Select Language:
Since OpenAI rolled out its o1 reasoning models for ChatGPT, the AI sector has taken notice, leading to a surge of interest in “test-time compute,” also known as inference scaling. The prevailing perspective has shifted from merely creating larger models to allowing these models more time to “think” while generating responses in order to enhance their intelligence and reasoning capabilities.
Recently, Google unveiled its inaugural reasoning model, dubbed “Gemini 2.0 Flash Thinking.” Much like ChatGPT o1, this model reevaluates its responses before delivering a final answer. The goal is to enable the model to rigorously assess all potential outcomes to ensure accuracy. This approach to inference scaling has resulted in significantly improved performance, even with smaller models.
With Google now entering the “test-time compute” arena, it’s time to compare its approach with OpenAI’s o1 and o1-mini models. For added perspective, I’ve included China’s DeepSeek-R1-Lite-Preview model, which adopts a similar method. Let’s dive into how Gemini 2.0 Flash Thinking, ChatGPT o1, and DeepSeek R1 Lite stack up against each other.
Reasoning Tests
We’ll start with the well-known Strawberry question, where AI models are tasked with counting the letter ‘r’ in the word. In this case, Google’s Gemini 2.0 Flash Thinking falters, claiming there are two ‘r’s in “Strawberry.” In contrast, both ChatGPT o1 and the smaller o1-mini model correctly identify that there are three. Similarly, DeepSeek’s model also provides the correct answer.
Next, I challenged all three models to name Indian states that lack the letter ‘a’ in their names. While Gemini 2.0 Flash Thinking correctly identified Sikkim, it also mistakenly included three other states that contain the letter ‘a,’ showcasing its reasoning shortcomings. In contrast, ChatGPT o1, o1-mini, and DeepSeek successfully listed only Sikkim.

In another test, I posed a challenging prompt designed by Riley Goodside to see how well the AI models could make connections and arrive at the accurate answer. Unfortunately, Gemini 2.0 Flash Thinking, o1-mini, and DeepSeek all fell short, providing incorrect answers.
Name a specific instance of the entertainment form whose acronym could also stand for the first names of a group who visited a country whose future leader married an Italian.
However, ChatGPT o1 successfully answered “Final Fantasy VII,” identifying it as a Japanese role-playing game. The model traced back to The Beatles, whose members (John, Ringo, Paul, and George) visited India, where the future leader Rajiv Gandhi married an Italian.

For a multimodal test, I uploaded an image containing a math problem from Gemini’s Cookbook, prompting both Gemini 2.0 Flash Thinking and ChatGPT o1. In this test, Gemini outperformed ChatGPT significantly.

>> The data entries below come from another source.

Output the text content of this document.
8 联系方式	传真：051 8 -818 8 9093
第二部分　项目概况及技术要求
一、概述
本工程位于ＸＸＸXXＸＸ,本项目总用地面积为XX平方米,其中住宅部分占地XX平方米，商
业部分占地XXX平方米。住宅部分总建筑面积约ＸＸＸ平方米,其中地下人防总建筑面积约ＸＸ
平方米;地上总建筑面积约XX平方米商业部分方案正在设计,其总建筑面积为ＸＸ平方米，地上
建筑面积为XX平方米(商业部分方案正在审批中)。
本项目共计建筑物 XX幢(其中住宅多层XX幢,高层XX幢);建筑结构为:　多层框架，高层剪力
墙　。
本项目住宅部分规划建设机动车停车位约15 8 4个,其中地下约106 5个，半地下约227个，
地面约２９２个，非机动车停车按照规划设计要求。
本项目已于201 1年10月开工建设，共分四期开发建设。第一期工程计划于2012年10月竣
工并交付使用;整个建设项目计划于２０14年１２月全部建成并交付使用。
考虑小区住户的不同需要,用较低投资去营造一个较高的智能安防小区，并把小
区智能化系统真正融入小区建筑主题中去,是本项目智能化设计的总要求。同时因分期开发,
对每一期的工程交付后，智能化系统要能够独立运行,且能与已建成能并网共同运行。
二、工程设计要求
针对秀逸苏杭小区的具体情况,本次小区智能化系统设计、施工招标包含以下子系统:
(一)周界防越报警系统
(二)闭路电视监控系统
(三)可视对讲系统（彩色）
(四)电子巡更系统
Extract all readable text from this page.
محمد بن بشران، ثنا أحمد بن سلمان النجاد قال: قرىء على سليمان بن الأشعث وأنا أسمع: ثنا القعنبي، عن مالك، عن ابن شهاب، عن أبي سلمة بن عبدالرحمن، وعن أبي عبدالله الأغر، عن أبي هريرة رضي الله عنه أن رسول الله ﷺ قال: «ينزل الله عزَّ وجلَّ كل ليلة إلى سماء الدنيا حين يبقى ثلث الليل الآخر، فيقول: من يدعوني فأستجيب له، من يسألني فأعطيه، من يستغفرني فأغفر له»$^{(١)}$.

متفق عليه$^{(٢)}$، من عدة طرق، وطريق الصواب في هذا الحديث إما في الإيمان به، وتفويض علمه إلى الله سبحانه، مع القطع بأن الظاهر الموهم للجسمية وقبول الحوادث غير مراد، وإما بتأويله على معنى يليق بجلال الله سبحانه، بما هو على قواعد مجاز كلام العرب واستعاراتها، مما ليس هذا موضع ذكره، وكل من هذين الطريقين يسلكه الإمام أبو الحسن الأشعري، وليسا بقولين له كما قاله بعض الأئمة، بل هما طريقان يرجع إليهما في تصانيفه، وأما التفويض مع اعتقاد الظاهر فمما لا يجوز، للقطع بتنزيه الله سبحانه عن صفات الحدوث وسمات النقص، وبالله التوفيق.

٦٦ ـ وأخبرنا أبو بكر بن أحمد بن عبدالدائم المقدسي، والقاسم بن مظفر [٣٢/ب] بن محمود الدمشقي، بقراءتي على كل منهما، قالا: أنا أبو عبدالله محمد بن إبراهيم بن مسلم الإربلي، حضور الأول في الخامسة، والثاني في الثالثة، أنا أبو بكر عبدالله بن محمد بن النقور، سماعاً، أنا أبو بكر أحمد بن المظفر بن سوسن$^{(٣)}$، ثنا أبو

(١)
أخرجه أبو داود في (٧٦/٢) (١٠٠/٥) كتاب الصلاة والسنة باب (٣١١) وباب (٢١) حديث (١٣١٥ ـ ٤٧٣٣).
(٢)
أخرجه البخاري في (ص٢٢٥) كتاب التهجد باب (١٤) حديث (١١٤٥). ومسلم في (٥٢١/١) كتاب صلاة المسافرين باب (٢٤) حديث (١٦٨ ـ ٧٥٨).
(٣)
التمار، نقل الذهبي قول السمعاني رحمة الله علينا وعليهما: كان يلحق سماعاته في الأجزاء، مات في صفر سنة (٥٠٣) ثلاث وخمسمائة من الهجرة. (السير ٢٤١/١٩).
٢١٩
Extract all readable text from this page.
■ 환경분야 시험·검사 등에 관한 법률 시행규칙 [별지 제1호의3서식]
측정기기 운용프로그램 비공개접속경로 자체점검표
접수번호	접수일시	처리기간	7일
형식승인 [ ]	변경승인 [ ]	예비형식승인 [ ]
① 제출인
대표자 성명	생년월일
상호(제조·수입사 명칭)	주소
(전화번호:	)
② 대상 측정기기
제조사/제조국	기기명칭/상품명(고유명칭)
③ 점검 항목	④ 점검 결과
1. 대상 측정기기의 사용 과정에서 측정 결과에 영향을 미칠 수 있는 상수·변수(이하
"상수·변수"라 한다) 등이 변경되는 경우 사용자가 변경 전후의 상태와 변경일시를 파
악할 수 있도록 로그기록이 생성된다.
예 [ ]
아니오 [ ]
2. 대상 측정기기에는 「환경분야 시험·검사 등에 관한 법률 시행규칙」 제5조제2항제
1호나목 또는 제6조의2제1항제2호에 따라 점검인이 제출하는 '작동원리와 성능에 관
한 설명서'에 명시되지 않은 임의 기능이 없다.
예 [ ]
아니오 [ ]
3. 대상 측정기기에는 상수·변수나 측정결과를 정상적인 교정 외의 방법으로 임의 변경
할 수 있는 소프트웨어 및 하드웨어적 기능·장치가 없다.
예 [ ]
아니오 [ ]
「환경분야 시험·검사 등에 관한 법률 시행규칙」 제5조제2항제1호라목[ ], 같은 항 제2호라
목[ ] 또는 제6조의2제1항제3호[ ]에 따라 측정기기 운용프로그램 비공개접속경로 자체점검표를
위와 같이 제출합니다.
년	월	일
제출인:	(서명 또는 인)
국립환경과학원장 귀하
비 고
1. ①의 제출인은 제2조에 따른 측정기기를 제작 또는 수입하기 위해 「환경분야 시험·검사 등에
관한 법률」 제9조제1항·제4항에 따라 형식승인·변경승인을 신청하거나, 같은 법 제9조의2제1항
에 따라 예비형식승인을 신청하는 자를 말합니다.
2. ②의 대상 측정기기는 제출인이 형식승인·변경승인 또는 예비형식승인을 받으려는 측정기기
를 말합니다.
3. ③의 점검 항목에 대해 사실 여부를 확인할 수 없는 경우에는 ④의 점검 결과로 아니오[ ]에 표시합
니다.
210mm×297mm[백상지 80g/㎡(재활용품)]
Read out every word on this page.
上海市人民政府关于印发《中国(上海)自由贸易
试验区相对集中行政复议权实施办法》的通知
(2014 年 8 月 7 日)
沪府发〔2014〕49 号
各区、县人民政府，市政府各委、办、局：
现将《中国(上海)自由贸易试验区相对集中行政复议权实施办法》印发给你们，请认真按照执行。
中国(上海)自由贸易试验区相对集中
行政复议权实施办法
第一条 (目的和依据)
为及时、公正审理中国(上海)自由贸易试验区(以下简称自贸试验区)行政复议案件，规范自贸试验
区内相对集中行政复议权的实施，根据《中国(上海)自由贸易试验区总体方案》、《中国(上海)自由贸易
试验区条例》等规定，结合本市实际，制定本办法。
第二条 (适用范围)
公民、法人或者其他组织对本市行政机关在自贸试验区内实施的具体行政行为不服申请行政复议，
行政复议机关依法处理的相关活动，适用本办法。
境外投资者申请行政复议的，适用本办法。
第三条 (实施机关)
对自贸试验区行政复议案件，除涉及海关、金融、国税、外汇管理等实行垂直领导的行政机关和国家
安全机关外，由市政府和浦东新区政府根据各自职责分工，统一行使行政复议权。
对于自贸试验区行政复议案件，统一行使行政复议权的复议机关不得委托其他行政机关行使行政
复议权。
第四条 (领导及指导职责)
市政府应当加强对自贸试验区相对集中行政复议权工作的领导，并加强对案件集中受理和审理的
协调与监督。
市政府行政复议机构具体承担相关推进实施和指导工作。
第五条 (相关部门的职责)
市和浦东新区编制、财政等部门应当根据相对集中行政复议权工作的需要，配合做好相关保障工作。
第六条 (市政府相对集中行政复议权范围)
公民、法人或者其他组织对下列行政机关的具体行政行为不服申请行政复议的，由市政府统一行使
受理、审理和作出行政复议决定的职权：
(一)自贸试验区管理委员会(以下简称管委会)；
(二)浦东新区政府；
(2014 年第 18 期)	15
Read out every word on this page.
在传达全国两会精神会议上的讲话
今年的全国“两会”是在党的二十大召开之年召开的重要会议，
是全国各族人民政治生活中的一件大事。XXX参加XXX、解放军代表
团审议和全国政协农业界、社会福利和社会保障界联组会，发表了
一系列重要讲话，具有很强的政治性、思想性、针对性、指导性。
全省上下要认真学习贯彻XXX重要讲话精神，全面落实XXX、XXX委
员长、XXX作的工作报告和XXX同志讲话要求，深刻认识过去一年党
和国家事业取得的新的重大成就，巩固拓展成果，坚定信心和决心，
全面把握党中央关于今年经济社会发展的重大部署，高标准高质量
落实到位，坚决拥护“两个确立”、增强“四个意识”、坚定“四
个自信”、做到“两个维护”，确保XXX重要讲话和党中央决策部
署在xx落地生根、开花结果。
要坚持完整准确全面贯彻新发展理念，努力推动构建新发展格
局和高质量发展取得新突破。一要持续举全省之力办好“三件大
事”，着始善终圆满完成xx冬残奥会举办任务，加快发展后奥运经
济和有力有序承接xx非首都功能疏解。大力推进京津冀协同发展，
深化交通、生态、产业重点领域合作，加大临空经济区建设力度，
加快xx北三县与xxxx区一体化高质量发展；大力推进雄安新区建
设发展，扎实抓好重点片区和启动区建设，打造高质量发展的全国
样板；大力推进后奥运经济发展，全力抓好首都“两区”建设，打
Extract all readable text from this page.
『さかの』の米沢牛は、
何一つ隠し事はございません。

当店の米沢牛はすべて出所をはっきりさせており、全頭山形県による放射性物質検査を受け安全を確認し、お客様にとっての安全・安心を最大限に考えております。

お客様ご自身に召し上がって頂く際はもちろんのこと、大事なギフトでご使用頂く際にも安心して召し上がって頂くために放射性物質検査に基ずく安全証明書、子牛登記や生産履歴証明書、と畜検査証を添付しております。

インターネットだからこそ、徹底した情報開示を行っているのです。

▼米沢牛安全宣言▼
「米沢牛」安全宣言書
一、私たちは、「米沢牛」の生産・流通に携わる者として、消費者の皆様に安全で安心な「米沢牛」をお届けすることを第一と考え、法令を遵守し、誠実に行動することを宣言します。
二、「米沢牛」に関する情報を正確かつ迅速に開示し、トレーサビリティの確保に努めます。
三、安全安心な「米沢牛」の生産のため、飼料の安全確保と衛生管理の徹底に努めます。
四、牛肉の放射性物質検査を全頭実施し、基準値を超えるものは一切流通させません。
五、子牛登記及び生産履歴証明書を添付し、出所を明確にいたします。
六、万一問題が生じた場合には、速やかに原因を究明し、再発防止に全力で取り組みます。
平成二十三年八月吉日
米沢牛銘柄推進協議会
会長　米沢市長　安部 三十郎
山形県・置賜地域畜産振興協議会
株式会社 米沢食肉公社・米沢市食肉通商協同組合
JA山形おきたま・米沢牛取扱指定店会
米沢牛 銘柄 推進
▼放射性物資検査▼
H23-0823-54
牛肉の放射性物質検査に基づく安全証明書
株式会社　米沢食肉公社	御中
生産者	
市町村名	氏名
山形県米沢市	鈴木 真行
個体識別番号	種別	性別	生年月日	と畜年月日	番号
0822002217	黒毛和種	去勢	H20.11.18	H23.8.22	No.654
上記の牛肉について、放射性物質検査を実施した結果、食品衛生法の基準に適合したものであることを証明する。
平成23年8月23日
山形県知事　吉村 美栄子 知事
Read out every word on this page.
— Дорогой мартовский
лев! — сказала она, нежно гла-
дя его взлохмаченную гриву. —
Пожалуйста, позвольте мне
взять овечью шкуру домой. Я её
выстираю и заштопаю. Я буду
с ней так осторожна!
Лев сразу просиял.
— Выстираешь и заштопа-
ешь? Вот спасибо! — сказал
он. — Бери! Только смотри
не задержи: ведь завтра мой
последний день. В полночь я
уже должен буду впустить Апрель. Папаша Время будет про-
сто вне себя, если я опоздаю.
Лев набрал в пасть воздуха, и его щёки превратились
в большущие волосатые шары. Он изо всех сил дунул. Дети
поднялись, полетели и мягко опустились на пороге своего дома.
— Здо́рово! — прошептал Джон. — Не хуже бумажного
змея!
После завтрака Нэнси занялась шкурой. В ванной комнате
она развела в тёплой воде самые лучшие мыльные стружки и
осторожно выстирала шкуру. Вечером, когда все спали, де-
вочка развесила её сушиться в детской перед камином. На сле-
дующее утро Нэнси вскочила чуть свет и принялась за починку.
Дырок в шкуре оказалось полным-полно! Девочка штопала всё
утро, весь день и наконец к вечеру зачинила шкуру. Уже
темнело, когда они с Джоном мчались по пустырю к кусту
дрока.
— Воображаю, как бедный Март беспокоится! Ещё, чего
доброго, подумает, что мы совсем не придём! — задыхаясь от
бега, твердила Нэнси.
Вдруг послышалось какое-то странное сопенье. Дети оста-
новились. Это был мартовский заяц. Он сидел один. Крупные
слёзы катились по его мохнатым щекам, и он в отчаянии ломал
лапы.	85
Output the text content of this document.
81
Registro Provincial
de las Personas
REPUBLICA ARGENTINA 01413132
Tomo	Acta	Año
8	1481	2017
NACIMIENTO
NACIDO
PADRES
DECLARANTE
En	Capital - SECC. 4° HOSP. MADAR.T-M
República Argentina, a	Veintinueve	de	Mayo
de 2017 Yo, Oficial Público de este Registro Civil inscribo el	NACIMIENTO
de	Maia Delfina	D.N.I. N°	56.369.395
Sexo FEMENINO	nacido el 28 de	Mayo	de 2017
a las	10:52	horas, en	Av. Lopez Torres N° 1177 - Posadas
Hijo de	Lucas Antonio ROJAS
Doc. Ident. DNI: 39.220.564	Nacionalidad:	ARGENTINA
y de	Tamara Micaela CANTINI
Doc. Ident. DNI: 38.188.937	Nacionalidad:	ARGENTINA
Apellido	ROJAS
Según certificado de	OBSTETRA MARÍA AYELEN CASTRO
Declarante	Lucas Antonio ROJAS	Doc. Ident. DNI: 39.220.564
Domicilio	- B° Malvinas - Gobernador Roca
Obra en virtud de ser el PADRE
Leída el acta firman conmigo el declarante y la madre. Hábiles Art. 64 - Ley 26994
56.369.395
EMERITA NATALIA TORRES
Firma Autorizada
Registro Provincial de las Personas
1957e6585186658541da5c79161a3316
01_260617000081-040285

Gemini successfully recognized the triangle as right-angled and calculated that the overlapping area constituted 1/4th of the circle. By dividing the circle’s area by four, it concluded with an answer of 9π/4 (with a radius of 3), which approximates to 7.065.

On the other hand, ChatGPT o1 misclassified the triangle as isosceles, leading to an incorrect conclusion. It appears that when it comes to multimodal queries, particularly in image analysis, Google currently holds a competitive edge.
Initial Impressions
Google’s Gemini 2.0 Flash Thinking model is undeniably faster and more proficient, although my first impression is that it doesn’t quite match the intelligence of ChatGPT o1, or even the o1-mini model. My tests suggest that ChatGPT o1 exhibits more thoughtfulness and attention to factual accuracy.
It’s important to note that Gemini 2.0 Flash Thinking’s reasoning capabilities have been developed from a foundational smaller model, making direct comparisons with the state-of-the-art ChatGPT o1 somewhat unfair. It would be prudent to hold off on a final assessment until we see the larger Gemini 2.0 Pro Thinking model, which is expected to perform better and display enhanced reasoning skills.
Thus far, Gemini 2.0 Flash Thinking’s main strengths reside in its multimodal capabilities, including adeptness in video, audio, and image processing. This leads me to believe it surpasses competing reasoning models in this area. Additionally, numerous users have noted its effective approach to solving complex problems like the Putnam 2024 Problem and the Three Gambler’s Problem. Clearly, it has applications that extend beyond basic reasoning.
Overall, this competition in reasoning and intelligence development is just beginning, and we can expect significant advancements in this field as we head into 2025.